Researchers at Kanazawa University (Japan), Duke University (Durham NC, USA), and Yokohama City University (Japan) conducted a proof-of-concept study to investigate the feasibility of preoperative evaluation of pleural invasion/adhesion of lung tumors with DCR, using a four‐dimensional (4D) extended cardiac‐torso (XCAT) computational phantom with simulated respiratory and cardiac motions; to simulate lung tumors, a 30‐mm diameter sphere was inserted into each lobe of the phantom.
The virtual patient during respiration was virtually projected using an X‐ray simulator in posteroanterior (PA) and oblique directions, and sequential bone suppression (BS) images were created. Measurement points (tumor, rib, and diaphragm) were automatically tracked on the simulated images by a template matching technique. The researchers then calculated five quantitative metrics related to the movement distance and directions of the targeted tumor, and evaluated whether DCR could distinguish between tumors with and without pleural invasion/adhesion.
The results showed precise tracking of the targeted tumor, without undue influence of rib shadows. There was a significant difference in all five quantitative metrics between the lung tumors with and without pleural invasion. Metrics related to movement distance were effective for tumors in the middle and lower lobes, while those related to movement directions were effective for tumors close to the frontal chest wall on the oblique projection view. The oblique views were useful for the evaluation of the space between the chest wall and a moving tumor. The study was published on February 3, 2021, in Medical Physics.

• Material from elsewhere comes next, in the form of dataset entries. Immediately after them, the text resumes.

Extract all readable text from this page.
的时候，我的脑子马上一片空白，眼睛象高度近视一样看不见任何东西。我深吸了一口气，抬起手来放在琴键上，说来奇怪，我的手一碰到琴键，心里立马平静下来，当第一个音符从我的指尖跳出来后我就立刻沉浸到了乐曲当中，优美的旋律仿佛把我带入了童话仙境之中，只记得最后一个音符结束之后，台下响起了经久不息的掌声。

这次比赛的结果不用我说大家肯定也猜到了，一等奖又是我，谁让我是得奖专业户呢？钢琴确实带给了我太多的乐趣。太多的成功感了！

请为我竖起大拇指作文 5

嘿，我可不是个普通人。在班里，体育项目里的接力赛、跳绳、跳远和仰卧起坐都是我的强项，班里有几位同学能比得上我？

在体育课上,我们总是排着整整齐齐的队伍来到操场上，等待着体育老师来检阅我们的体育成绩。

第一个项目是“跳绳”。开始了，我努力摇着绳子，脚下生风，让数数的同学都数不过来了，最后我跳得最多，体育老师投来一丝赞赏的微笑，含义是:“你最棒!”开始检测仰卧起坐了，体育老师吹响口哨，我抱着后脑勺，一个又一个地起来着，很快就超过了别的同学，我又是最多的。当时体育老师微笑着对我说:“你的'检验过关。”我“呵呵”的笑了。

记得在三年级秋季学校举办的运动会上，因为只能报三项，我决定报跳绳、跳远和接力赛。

“Imaging modalities like cine MRI or breathing chest CT can be used to assess tumor invasion and adhesion, but both are more costly than x-ray; MRI often isn't available, while CT carries a higher radiation burden than radiography,” said lead author Rie Tanaka, PhD, of Kanazawa University. “With DCR, a series of sequential chest radiographs are obtained of a standing patient through a 10-second respiratory cycle. Except for the breathing pattern, images are acquired in the same manner as a conventional radiograph.”
Preoperative assessment of tumor invasion and adhesion is imperative when planning surgical excision of lung tumors. If the tumor moves independent of parietal or mediastinal pleura, it means that it is not invasive or strongly adheres to lung tissue, and therefore may be easier to remove surgically.